There is a primordial prototype from [Eben Upton]’s bench that involves an Atmel processor, but the first board dangled in front of the public was a Broadcom one, the BCM2763 ‘micro DB’. This was a form factor like one of those Android TV sticks, and while it was not a Raspberry Pi internal design or indeed sporting the SoC to be used by the Pi itself, it was sufficient to capture the imagination of what would become the Raspberry Pi community.
If you got out of bed early (British time) on the 29th of February 2012 and tried to order one of the first commercially available boards, you were most likely to be out of luck. The relatively small first batch from China was oversubscribed massively, both the RS and Farnell websites went down completely for most of the day. We received our model at some point in May. It’s an over-used phrase, “And the rest is history”, but it seems entirely appropriate here. The Pi has passed through several iterations and increased in both computing power and memory, it has spawned a whole industry of peripherals, a huge community, and a host of competitors. We have quite a few of the boards in the blog post, but some of the more exotic ones have evaded us.
It’s not the best or most powerful board out there, many of its competitors can beat it on performance, but it remains the one to beat in small and cheap Linux-capable single board computers. Why is this the case? It has probably the best-supported Linux distro of all of them, and that community has already answered many of the queries you might find with your board.

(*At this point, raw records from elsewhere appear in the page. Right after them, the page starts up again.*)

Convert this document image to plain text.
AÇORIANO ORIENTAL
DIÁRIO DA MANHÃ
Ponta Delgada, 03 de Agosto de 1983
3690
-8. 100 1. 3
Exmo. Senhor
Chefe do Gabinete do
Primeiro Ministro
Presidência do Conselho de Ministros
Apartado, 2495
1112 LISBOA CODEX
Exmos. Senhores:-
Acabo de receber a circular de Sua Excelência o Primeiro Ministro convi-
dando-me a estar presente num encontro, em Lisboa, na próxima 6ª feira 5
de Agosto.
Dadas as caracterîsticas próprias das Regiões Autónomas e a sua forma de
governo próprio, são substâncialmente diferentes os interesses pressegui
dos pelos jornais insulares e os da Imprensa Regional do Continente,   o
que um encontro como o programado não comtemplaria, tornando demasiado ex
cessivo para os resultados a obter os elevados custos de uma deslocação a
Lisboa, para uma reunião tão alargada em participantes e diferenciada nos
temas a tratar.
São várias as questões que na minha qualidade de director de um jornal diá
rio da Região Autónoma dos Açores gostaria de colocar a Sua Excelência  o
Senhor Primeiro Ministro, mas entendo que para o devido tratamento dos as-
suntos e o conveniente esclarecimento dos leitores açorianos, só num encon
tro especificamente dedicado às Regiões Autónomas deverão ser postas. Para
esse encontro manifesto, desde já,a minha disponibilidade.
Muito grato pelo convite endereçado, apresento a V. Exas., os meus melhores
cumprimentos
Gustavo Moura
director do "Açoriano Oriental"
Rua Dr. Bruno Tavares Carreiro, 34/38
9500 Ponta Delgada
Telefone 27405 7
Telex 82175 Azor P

So there’s the story, a successful product line, community, and foundation. The Pi blog piece is very much their PR, but it doesn’t need to gild the lily. However, that will not stop competitors from taking aim at its crown, and the field remains open for one of them to topple it. Which of course makes for fascinating stories for us here at Hackaday, so we’d encourage anybody with an electronics factory in China, a bright team, and some good ideas to give it a try. Meanwhile, we’ll be looking towards Cambridge for whatever new products will sport the fruity logo.